COVID-19 and the rose-growing world

The world of roses has not been unscathed in losing its members. Last April, I learned that Dorrie Nichols, granddaughter of the late Dr. Walter D.  Brownell (one of my favorite hybridizers and the driving force behind the line of Sub-Zero roses from the 20th century), succumbed to complications of this horrific disease. Dorrie was our link in the rose-growing world to this golden era in roses and her family’s contribution to it. She shared many first-hand experiences and passed along much knowledge about her grandparents and their wonderful roses when she was alive. Any additional information that she may have provided to us is now lost forever.

Dorrie was only one of many in our hobby that were lost. This blog is much too short to list all of these special people. I would like to memorialize them, their contributions to the rose-growing world, as well as the many hundreds of thousands of other people around the world who have lost their battles with COVID-19, with a paragraph of silence. While nothing you or I can ever do will ever bring them back, we must never forget them, and what they meant to us. If anything positive at all can ever be remotely gleaned from this past year and its problems, it is the importance of family (and our rose family) to us.

A Paragraph of Silence

 

 

Temperatures start rising only to fall again

Right on cue, a few days after that morning that we lost power, the temperatures started rising again here in Rhode Island. Before I  knew it, it was in the 50’s. I was up late again, and I was contemplating ditching the original opening that I wrote about the March Lion. But, he started whistling that all-to-familiar tone. He was not ready to lay down for the summer and give up his grasp. For now, the Lamb remains asleep.

Testing our patience and a world reopening

March is definitely a month that can test one’s patience here in New England (especially those who grow and enjoy roses). Usually, we get together with fellow rosarians from the region now. We have a fun-filled weekend full of seeing old friends, meeting new ones, and talking roses, roses, roses. But, last year (and this year) we were not able to get together. Now, with not only one, but three vaccines approved for emergency use, that will soon change.
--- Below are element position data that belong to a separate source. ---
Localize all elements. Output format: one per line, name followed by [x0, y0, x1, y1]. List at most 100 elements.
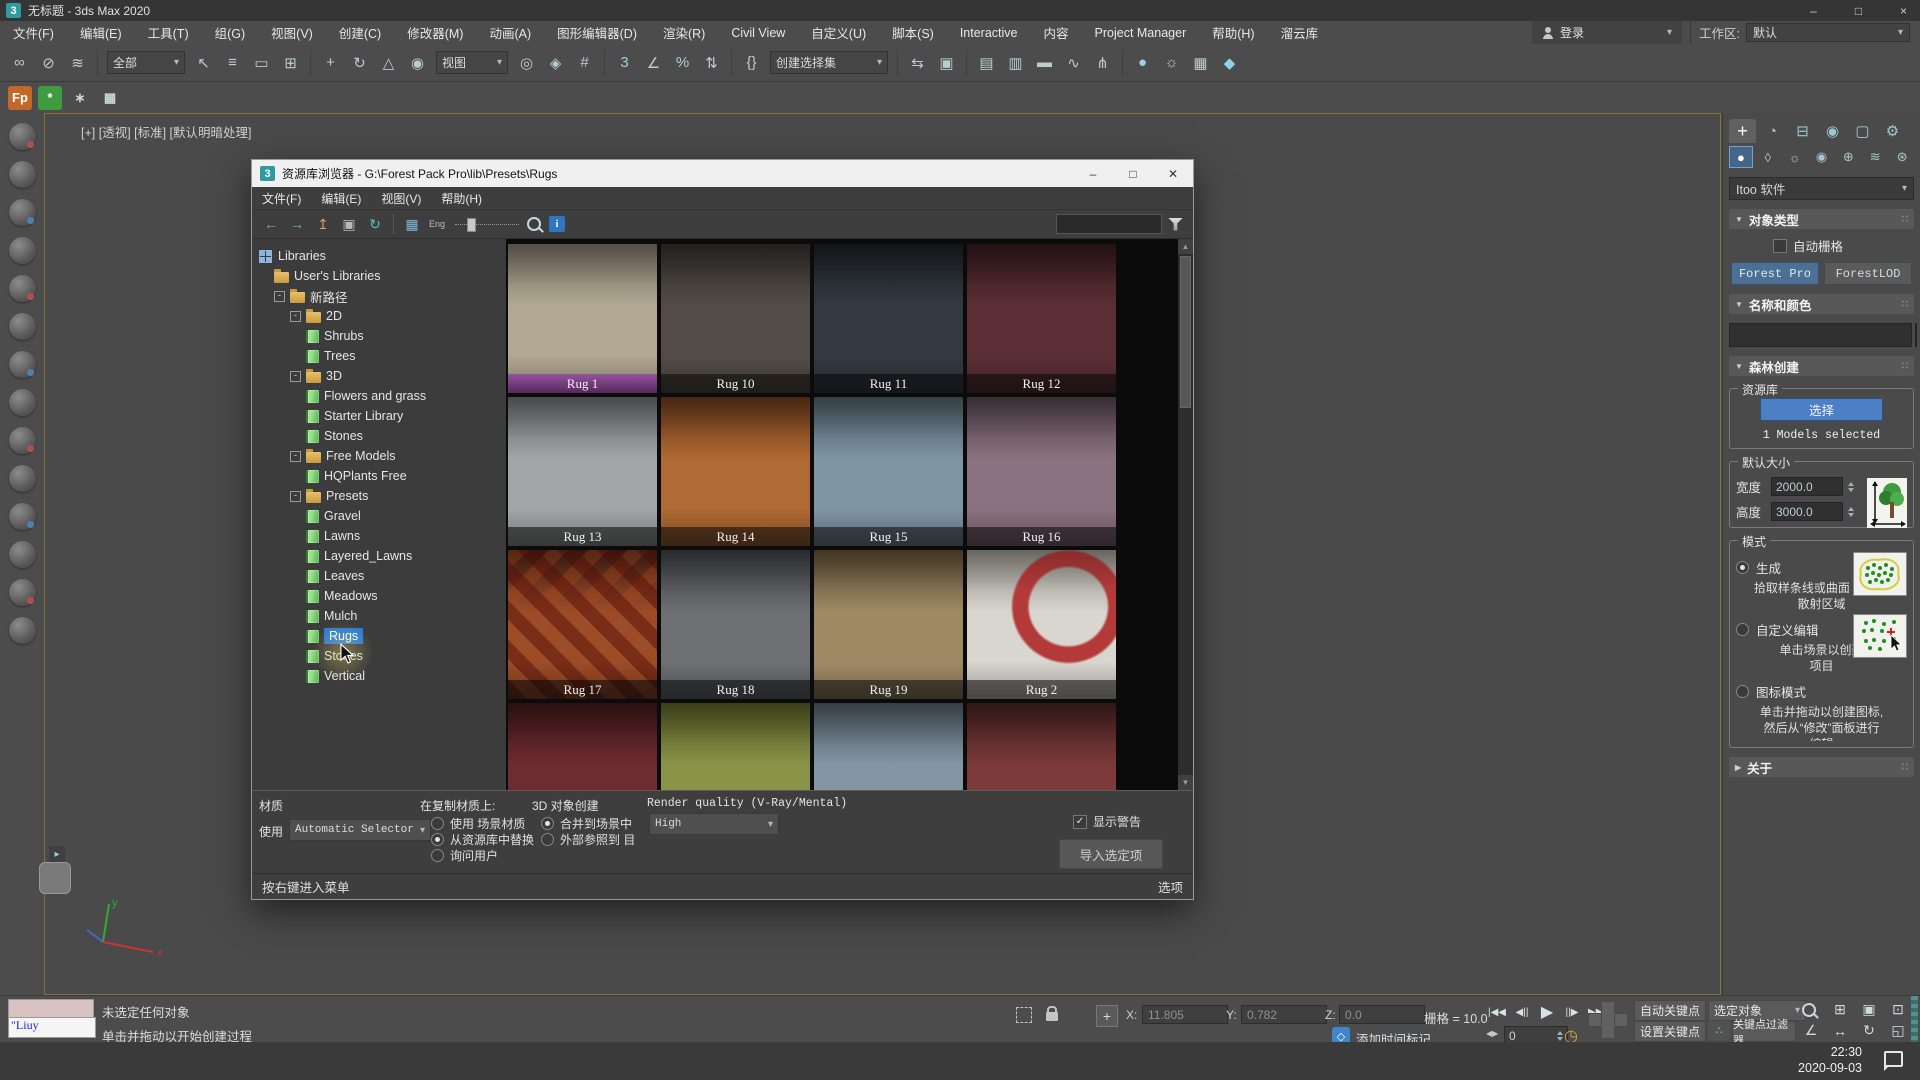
- rollout-name-color[interactable]: ▼ 名称和颜色 ∷: [1729, 294, 1914, 314]
- keyboard-override-icon[interactable]: #: [571, 49, 598, 77]
- rug-thumbnail[interactable]: [814, 703, 963, 790]
- tree-expander-icon[interactable]: -: [290, 491, 301, 502]
- tree-item[interactable]: Flowers and grass: [252, 386, 506, 406]
- import-selected-button[interactable]: 导入选定项: [1059, 839, 1163, 869]
- rug-thumbnail[interactable]: Rug 10: [661, 244, 810, 393]
- helpers-tab[interactable]: ⊕: [1836, 146, 1860, 168]
- rug-thumbnail[interactable]: Rug 15: [814, 397, 963, 546]
- create-tab[interactable]: +: [1729, 119, 1756, 143]
- maximize-button[interactable]: □: [1836, 0, 1881, 21]
- tree-item[interactable]: Libraries: [252, 246, 506, 266]
- set-key-button[interactable]: 设置关键点: [1634, 1021, 1706, 1042]
- select-object-icon[interactable]: ↖: [190, 49, 217, 77]
- key-step-icon[interactable]: ◀▶: [1486, 1029, 1498, 1038]
- tree-item[interactable]: Rugs: [252, 626, 506, 646]
- options-link[interactable]: 选项: [1158, 877, 1183, 896]
- scrollbar-thumb[interactable]: [1180, 256, 1191, 408]
- dialog-minimize-button[interactable]: –: [1073, 160, 1113, 187]
- minimize-button[interactable]: –: [1791, 0, 1836, 21]
- library-search-input[interactable]: [1056, 214, 1162, 234]
- tree-item[interactable]: User's Libraries: [252, 266, 506, 286]
- use-pivot-center-icon[interactable]: ◎: [513, 49, 540, 77]
- cylinder-primitive-icon[interactable]: [9, 237, 36, 264]
- named-selection-dropdown[interactable]: 创建选择集▾: [770, 51, 888, 74]
- radio-option[interactable]: 外部参照到 目: [541, 832, 635, 847]
- forest-green-icon[interactable]: *: [38, 86, 62, 110]
- tree-item[interactable]: Trees: [252, 346, 506, 366]
- menubar-item[interactable]: 编辑(E): [67, 21, 135, 44]
- tree-item[interactable]: Mulch: [252, 606, 506, 626]
- rug-thumbnail[interactable]: Rug 19: [814, 550, 963, 699]
- key-filters-button[interactable]: 关键点过滤器..: [1732, 1021, 1796, 1042]
- rug-thumbnail[interactable]: [967, 703, 1116, 790]
- teapot-primitive-icon[interactable]: [9, 389, 36, 416]
- menubar-item[interactable]: 内容: [1031, 21, 1082, 44]
- workspace-dropdown[interactable]: 默认 ▾: [1746, 23, 1910, 42]
- edit-selection-sets-icon[interactable]: {}: [738, 49, 765, 77]
- plane-primitive-icon[interactable]: [9, 503, 36, 530]
- new-key-icon[interactable]: ∴: [1708, 1021, 1730, 1040]
- transport-button[interactable]: |◀◀: [1486, 1002, 1508, 1022]
- notification-center-icon[interactable]: [1884, 1051, 1903, 1067]
- orbit-icon[interactable]: ↻: [1858, 1021, 1880, 1040]
- display-tab[interactable]: ▢: [1849, 119, 1876, 143]
- tree-item[interactable]: Layered_Lawns: [252, 546, 506, 566]
- auto-key-button[interactable]: 自动关键点: [1634, 1000, 1706, 1021]
- menubar-item[interactable]: 帮助(H): [1199, 21, 1267, 44]
- macro-recorder-field[interactable]: [8, 999, 94, 1019]
- select-tool-icon[interactable]: [9, 123, 36, 150]
- spinner-snap-icon[interactable]: ⇅: [698, 49, 725, 77]
- dialog-menu-item[interactable]: 文件(F): [252, 190, 311, 207]
- rollout-about[interactable]: ▶ 关于 ∷: [1729, 757, 1914, 777]
- transport-button[interactable]: ||▶: [1561, 1002, 1583, 1022]
- menubar-item[interactable]: 渲染(R): [650, 21, 718, 44]
- rug-thumbnail[interactable]: Rug 11: [814, 244, 963, 393]
- fov-icon[interactable]: ∠: [1800, 1021, 1822, 1040]
- width-field[interactable]: 2000.0: [1771, 477, 1843, 496]
- tree-item[interactable]: Stones: [252, 646, 506, 666]
- material-tool-icon[interactable]: [9, 579, 36, 606]
- select-by-name-icon[interactable]: ≡: [219, 49, 246, 77]
- refresh-icon[interactable]: ↻: [364, 213, 386, 235]
- zoom-extents-icon[interactable]: ▣: [1858, 1000, 1880, 1019]
- dialog-titlebar[interactable]: 3 资源库浏览器 - G:\Forest Pack Pro\lib\Preset…: [252, 160, 1193, 187]
- object-type-button[interactable]: Forest Pro: [1731, 262, 1819, 285]
- systems-tab[interactable]: ⊛: [1890, 146, 1914, 168]
- mode-option[interactable]: 生成: [1736, 558, 1907, 577]
- tree-expander-icon[interactable]: -: [290, 371, 301, 382]
- tree-expander-icon[interactable]: -: [290, 311, 301, 322]
- shapes-tab[interactable]: ◊: [1756, 146, 1780, 168]
- save-icon[interactable]: ▣: [338, 213, 360, 235]
- geosphere-primitive-icon[interactable]: [9, 313, 36, 340]
- cone-primitive-icon[interactable]: [9, 427, 36, 454]
- zoom-region-icon[interactable]: ⊡: [1887, 1000, 1909, 1019]
- sphere-primitive-icon[interactable]: [9, 275, 36, 302]
- pyramid-primitive-icon[interactable]: [9, 541, 36, 568]
- slider-handle[interactable]: [467, 218, 476, 232]
- tree-item[interactable]: Gravel: [252, 506, 506, 526]
- clock-date[interactable]: 2020-09-03: [1752, 1061, 1862, 1075]
- tree-item[interactable]: Starter Library: [252, 406, 506, 426]
- rectangular-selection-icon[interactable]: ▭: [248, 49, 275, 77]
- tree-item[interactable]: Meadows: [252, 586, 506, 606]
- z-coordinate-field[interactable]: 0.0: [1339, 1005, 1425, 1024]
- rug-thumbnail[interactable]: Rug 2: [967, 550, 1116, 699]
- object-color-swatch[interactable]: [1915, 323, 1917, 347]
- tree-item[interactable]: -3D: [252, 366, 506, 386]
- rug-thumbnail[interactable]: Rug 1: [508, 244, 657, 393]
- select-model-button[interactable]: 选择: [1760, 398, 1883, 421]
- modify-tab[interactable]: ◔: [1759, 119, 1786, 143]
- radio-option[interactable]: 从资源库中替换: [431, 832, 534, 847]
- vertical-scrollbar[interactable]: ▲ ▼: [1178, 239, 1193, 790]
- cameras-tab[interactable]: ◉: [1810, 146, 1834, 168]
- lights-tab[interactable]: ☼: [1783, 146, 1807, 168]
- tree-item[interactable]: Lawns: [252, 526, 506, 546]
- dialog-close-button[interactable]: ✕: [1153, 160, 1193, 187]
- utilities-tab[interactable]: ⚙: [1879, 119, 1906, 143]
- menubar-item[interactable]: 创建(C): [326, 21, 394, 44]
- window-crossing-icon[interactable]: ⊞: [277, 49, 304, 77]
- pan-hand-icon[interactable]: ↔: [1829, 1021, 1851, 1040]
- rug-thumbnail[interactable]: Rug 16: [967, 397, 1116, 546]
- plus-tool-button[interactable]: [1588, 1001, 1628, 1039]
- paint-deform-icon[interactable]: [9, 161, 36, 188]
Already our Annual Yankee District Fall Rose Show and Lobsterfest three-day weekend is being planned. A delayed 80th (now 81st) Anniversary of the New England Rose Society with guest speaker, Ping Lim, is back on, and an ARS National Convention is being planned where incoming ARS President, Diane Sommers, will be installed. The social part of roses and rose societies is almost ready for its triumphant return. I’m ready to embrace it (and all of the wonderful people in it). There are new social norms being formed as I write this blog, and with any luck, these new social norms will allow our national economy to flourish once again.

Spring forward

This past weekend we sprung our clocks ahead and started Daylight Savings Time. This weekend will be our first day of spring. Not too much later our March Lamb will usher out this month, and it’ll be time again for roses. I’m ready. Are you?

Epilogue

I wrote this blog with my gold Waldorf fountain pen that I fixed a few months ago. I bring it to and from work daily, and fill it with a bright blue high impact ink made by Shaeffer. My main use for this pen is using it as a contrasting ink that will stand out on job tickets and during the editing process of books, this blog, etc. When I bought this pen, it definitely needed repair. I do like the fact that it was successfully resurrected and made useful once again. What I have been noticing lately is that the gold plating has been wearing a great deal more than I’d like. Oh well. I guess I didn’t buy it to look pretty in a box. I bought it to use, and wearing out the gold plating is part and parcel for doing just that.